Kendi özel yaşamınızda arkadaşlıklarınızda bu uzmanlığınızı arka planda kullandığınız ve kişiler hakkında analiz yaptığınız durumlar oluyor mu? Neler gözlemliyorsunuz ve neler fark ediyorsunuz?

Bu konudan biraz şikayetçiyim aslında. İlk tanıştığım insanlar onları mutlaka analiz ettiğimi sanıyorlar. Hatta uzaklaşanlar bile oluyor ya da sürekli soru soranlar. Elbette bizlerde de haliyle bir meslek hastalığı var ama meslektaşlarım katılacaktır bana, biz bu özelliği sürekli kullanacak olsak çok yorucu olur.

Herkes gibi iş ve özel yaşamı ayırıyoruz diyebilirim. Yine de benim etrafımda çiftler ve çocuklu aileler çok dikkatimi çeker. Tanımadığım insanlar. Markette, avmde, restaurantlarda, toplu taşımada özellikle gözlemlerim. Bunu bilinçli olarak profesyonel anlamda yaparım

Eğitimler için de önemli datalardır. Çiftlerin birlikte alış-veriş yapma şekillerinden o ilişkinin nasıl olduğunu tahmin edebiliriz mesela.

Kendi çocuklarım hakkında da gözlemlerim oluyor elbette ancak bu noktada asla yalnız başıma hareket etmem, işi diğer profesyonellere bırakırım.

Bu alanda faaliyet gösteren diğer uzmanlardan farklı olarak neler yapıyorsunuz?

Her uzmanın mutlaka kendine has bir tarzı vardır, bunu çok kıymetli buluyorum. Tüp Bebek Koçluğu kısmı için konuşacak olursak yıllardır üzerinde eğitim aldığım, çalıştığım alanların bu konuyu 360 derece çevrelediğini düşünüyorum.

Konu sadece bebek sahibi olmaya çalışmak değil, çok dinamik ve tüm aileyi ilgilendiren karmaşık bir süreç. Bir psikolog rolünde iken, koçluk da yapmanız gerekiyor. Mindfulness stress azaltmada çok etkili. Çift terapisi ve cinsel danışmanlık zaten konunun doğasında var. Bunlara ek olarak IVF tedavisini bizzat deneyimlemiş olmam beni danışanlara daha da yaklaştırıyor.

Hiç unutamadığınız bir danışan hikayeniz var mı? Size hangi sorunla geldi ve sürecin sonunda ne oldu?

Ben isimsiz de olsa danışanlarımdan örnekler vermeyi tercih etmiyorum.

Siz hayatınızdaki dalgalı dönemleri nasıl atlatıyorsunuz? Yaptığınız bu çalışmaları siz kendinizde nasıl deneyimliyorsunuz?

Hayatımda çok fazla dalgalı dönem oldu ve olmaya devam edecektir. Mindfulness ve koçluk eğitimlerini almasaydım nasıl olurdu bilemiyorum.

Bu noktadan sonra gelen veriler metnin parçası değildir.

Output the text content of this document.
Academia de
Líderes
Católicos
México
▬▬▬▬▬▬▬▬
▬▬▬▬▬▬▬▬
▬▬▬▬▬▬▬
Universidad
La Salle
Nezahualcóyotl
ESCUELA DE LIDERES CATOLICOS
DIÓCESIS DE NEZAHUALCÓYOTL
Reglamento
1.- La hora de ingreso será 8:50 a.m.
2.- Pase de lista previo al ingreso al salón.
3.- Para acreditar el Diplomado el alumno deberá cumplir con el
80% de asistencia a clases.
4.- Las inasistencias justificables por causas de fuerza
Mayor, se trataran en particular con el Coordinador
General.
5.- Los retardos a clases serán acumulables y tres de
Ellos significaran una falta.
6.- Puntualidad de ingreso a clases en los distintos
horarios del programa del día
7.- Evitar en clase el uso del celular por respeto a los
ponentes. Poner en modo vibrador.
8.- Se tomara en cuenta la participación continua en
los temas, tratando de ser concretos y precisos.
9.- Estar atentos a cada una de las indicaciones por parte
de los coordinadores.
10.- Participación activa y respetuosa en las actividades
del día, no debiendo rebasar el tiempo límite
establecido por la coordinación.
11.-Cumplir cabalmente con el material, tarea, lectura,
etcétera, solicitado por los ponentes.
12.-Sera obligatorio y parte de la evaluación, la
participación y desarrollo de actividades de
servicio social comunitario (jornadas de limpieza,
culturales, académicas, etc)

Bana en çok yardımcı olan şey nefesim. Zorlu anlarda ona odaklanmak ve zihnimin bana nasıl oyunlar oynayabileceğini bilmek.

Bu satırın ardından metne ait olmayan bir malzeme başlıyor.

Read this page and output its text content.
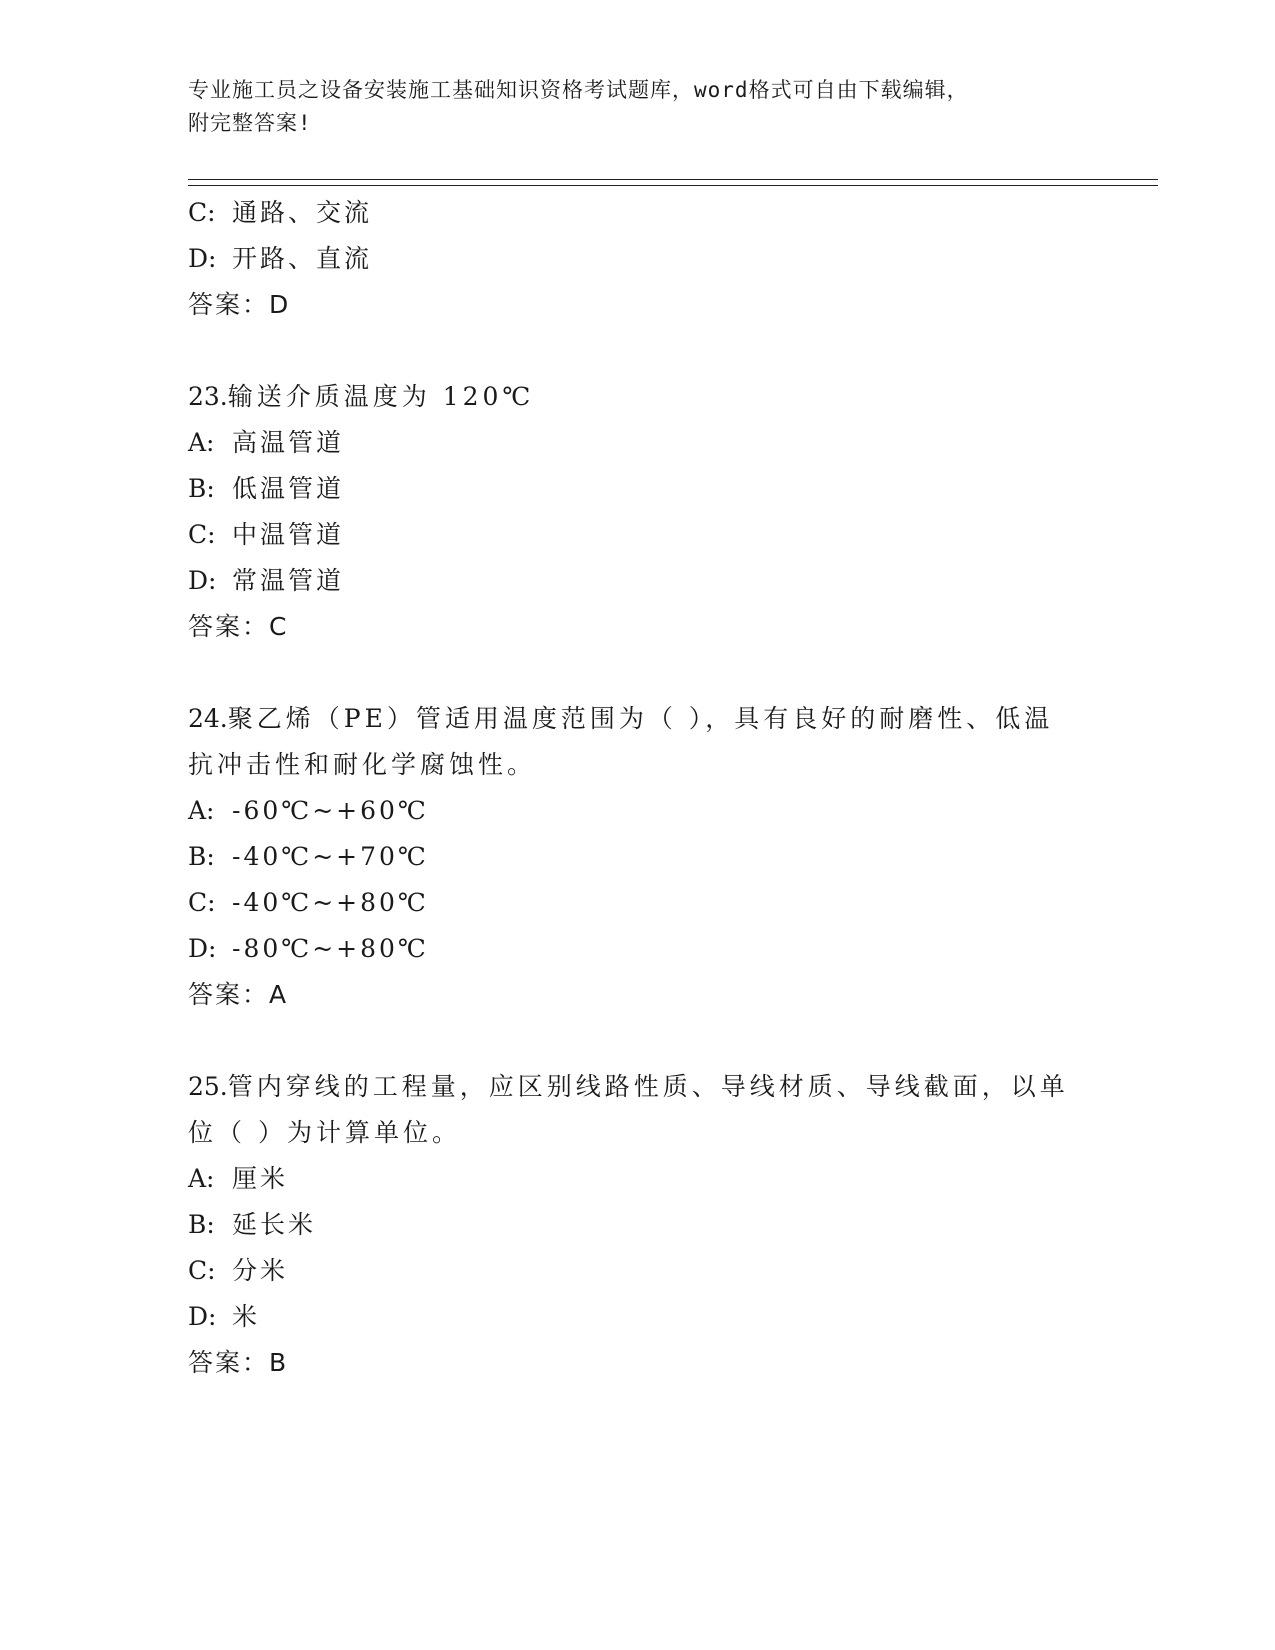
专业施工员之设备安装施工基础知识资格考试题库，word格式可自由下载编辑，
附完整答案!
C: 通路、交流
D: 开路、直流
答案：D
23.输送介质温度为 120℃
A: 高温管道
B: 低温管道
C: 中温管道
D: 常温管道
答案：C
24.聚乙烯（PE）管适用温度范围为（ ），具有良好的耐磨性、低温
抗冲击性和耐化学腐蚀性。
A: -60℃~+60℃
B: -40℃~+70℃
C: -40℃~+80℃
D: -80℃~+80℃
答案：A
25.管内穿线的工程量，应区别线路性质、导线材质、导线截面，以单
位（ ）为计算单位。
A: 厘米
B: 延长米
C: 分米
D: 米
答案：B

Bana iyi gelen şeylerden biri de “eğitim” vermek. Her gruptan her danışandan o kadar çok besleniyorum ki. Elbette bir de yardım etmek.

Gün içinde kendiliğinden çok küçük şeyler belki de. Örneğin market sırasında birinin poşetini açmasına yardım etmek, asansörde kapıyı açmak, trafikte yol vermek gibi. Iyi olma halimize etkisi zaten bilimsel olarak ölçülebiliyor.

Bu alanda hizmet almak isteyenlere ne tavsiye edersiniz? Hizmet alacakları uzmanlarda hangi özelliklerin olup olmadığına dikkat etsinler?

Öncelikle uzmanın aldığı eğitimleri incelemeleri iyi olur, hatta yeterli bilgi yoksa sorgulamaları. Deneyim süresi, yetkinlikleri ve referanslar da önemlidir.

Elbette uzman ile bir araya geldiğinizde ne hissettiğiniz. İçgüdüleriniz size anlatacaktır mutlaka.

Sizin gibi profesyonel olarak bu mesleği yapmak isteyenlere ne tavsiye ediyorsunuz?

Kaliteli kurumlardan eğitim almalarını, çok okumalarını ve gözlem yapmalarını. Her bir danışana tüm dikkatlerini vermelerini. İçten olmalarını ve her bir danışan ile hayatlarının en önemli işini yapıyormuşçasına zaman geçirmelerini.

Son olarak okuyucularımız için bir mesajınız var mı?

Sözlerimi Jon Kabat-Zinn’in bir sözü ile bitirmek isterim. “Dalgalar durdurulamaz ancak onlarla sörf yapmak öğrenilebilir.”